- 1 c. almonds (preferably crispy almonds)*
- 1/2 large apple or 1 small OR 1/3-1/2 c. applesauce
- 2 eggs
- 2–3 Tbs oil (melted coconut oil (use the code STEWARDSHIP for 10% off at that site!))
- 1/4 tsp. salt
- 1 tsp. baking powder
- 2+ tsp. cinnamon
- 1 tsp. vanilla extract
- optional: add up to 3 Tbs. coconut milk or whole milk
- In a food processor, grind the almonds into a fine meal, stopping before almond butter.
- Add the apple, cored, if using a whole apple and food process until finely chopped.

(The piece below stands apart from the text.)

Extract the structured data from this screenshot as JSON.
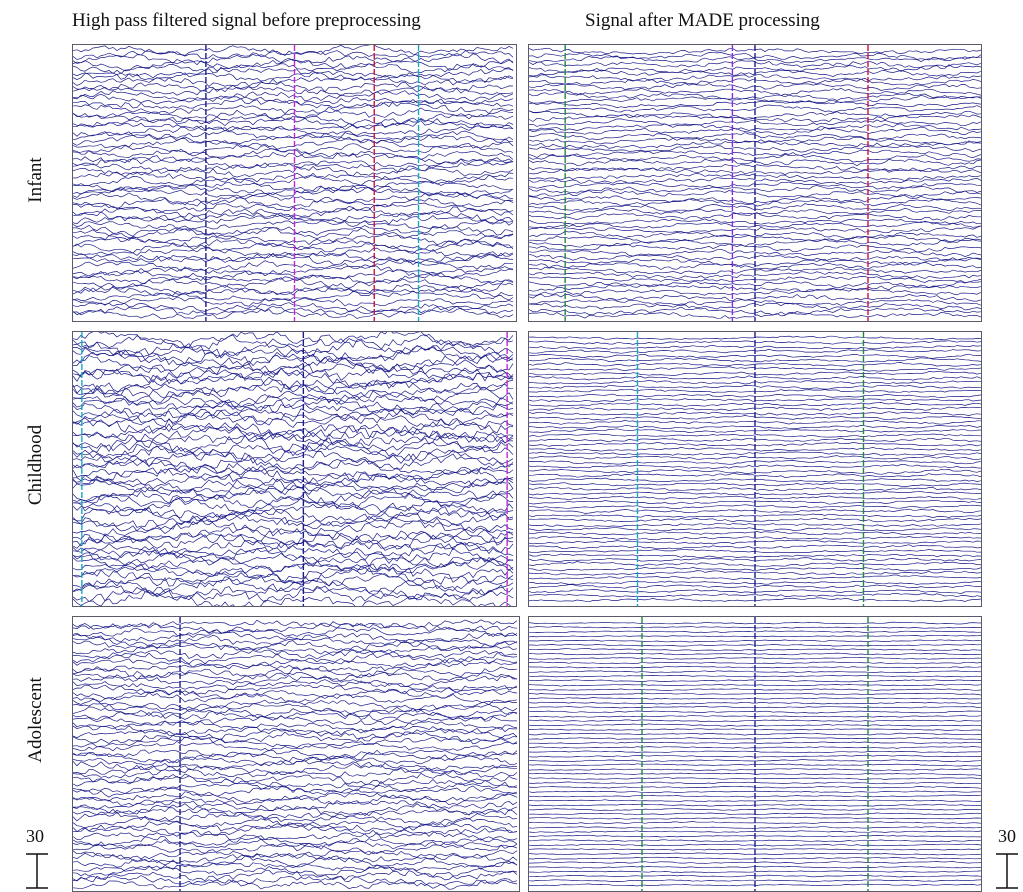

- Continue with all the other ingredients in any order, either in your food processor or in a mixing bowl. Mix well.
- Add milk if needed for thinner batter.
- Cook over medium to medium-high heat in butter or coconut oil until bubbly and slightly dry on the edges, and flip once.
- Serve with butter and maple syrup. Leftovers will refrigerate or freeze just fine and reheat in the toaster oven, as they are very sturdy pancakes.

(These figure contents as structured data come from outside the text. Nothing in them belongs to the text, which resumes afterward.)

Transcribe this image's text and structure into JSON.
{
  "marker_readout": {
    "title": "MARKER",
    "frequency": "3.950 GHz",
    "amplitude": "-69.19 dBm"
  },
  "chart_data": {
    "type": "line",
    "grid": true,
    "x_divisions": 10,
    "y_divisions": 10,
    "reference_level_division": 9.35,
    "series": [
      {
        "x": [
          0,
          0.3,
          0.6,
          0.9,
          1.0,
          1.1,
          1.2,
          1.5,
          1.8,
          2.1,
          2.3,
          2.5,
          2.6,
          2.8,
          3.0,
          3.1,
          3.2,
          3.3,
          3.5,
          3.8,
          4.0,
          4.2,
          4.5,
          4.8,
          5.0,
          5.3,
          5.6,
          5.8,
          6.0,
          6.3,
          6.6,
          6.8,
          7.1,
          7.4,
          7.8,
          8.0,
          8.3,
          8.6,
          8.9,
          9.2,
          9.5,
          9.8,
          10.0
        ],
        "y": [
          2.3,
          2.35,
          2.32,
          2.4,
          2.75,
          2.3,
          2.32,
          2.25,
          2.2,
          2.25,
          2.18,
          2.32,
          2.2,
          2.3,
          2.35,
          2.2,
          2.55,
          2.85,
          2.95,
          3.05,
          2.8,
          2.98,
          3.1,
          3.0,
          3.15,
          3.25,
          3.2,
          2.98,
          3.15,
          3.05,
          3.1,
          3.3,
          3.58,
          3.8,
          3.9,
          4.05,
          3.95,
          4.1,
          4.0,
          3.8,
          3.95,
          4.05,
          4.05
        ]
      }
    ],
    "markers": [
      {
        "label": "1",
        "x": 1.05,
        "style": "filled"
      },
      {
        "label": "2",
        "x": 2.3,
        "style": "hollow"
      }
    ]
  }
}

* These are very thick pancakes; the coconut milk does a nice job making them thinner. You can also use water, but it really dilutes the flavor.
* Time-saver: Grind almonds in a batch and keep in the freezer to make breakfast prep quicker. Just be sure to stop before you reach almond butter – a fine meal is the goal, and once the nuts start swishing around and starting to stick together just slightly instead of food processing evenly, it’s time to stop.
* When you have already ground almonds, you can either chop the apples or just use applesauce, and then you don’t need to get the food processor out in the morning.
* UPDATE: a reader tried the recipe with almond meal/flour and it works great! She did not need the coconut milk or any liquid for moisture, possibly because she used applesauce instead of an apple. That makes it an even easier, quicker breakfast!
* UPDATE: another reader made a CAKE out of the same recipe! Double these amounts and pour into a glass 9″x9″ pan. Bake at 350ºF for 30 minutes or until it’s done. Tastes like coffee cake!!
* We tried it without eggs for our newly egg-allergic child (2016). I used the flax-egg substitute of 2 Tbs. flax in 6 Tbs. water, but it wasn’t really successful. The baby loved them, but they were super hard to flip and very crumbly. I might try psyllium husk next though!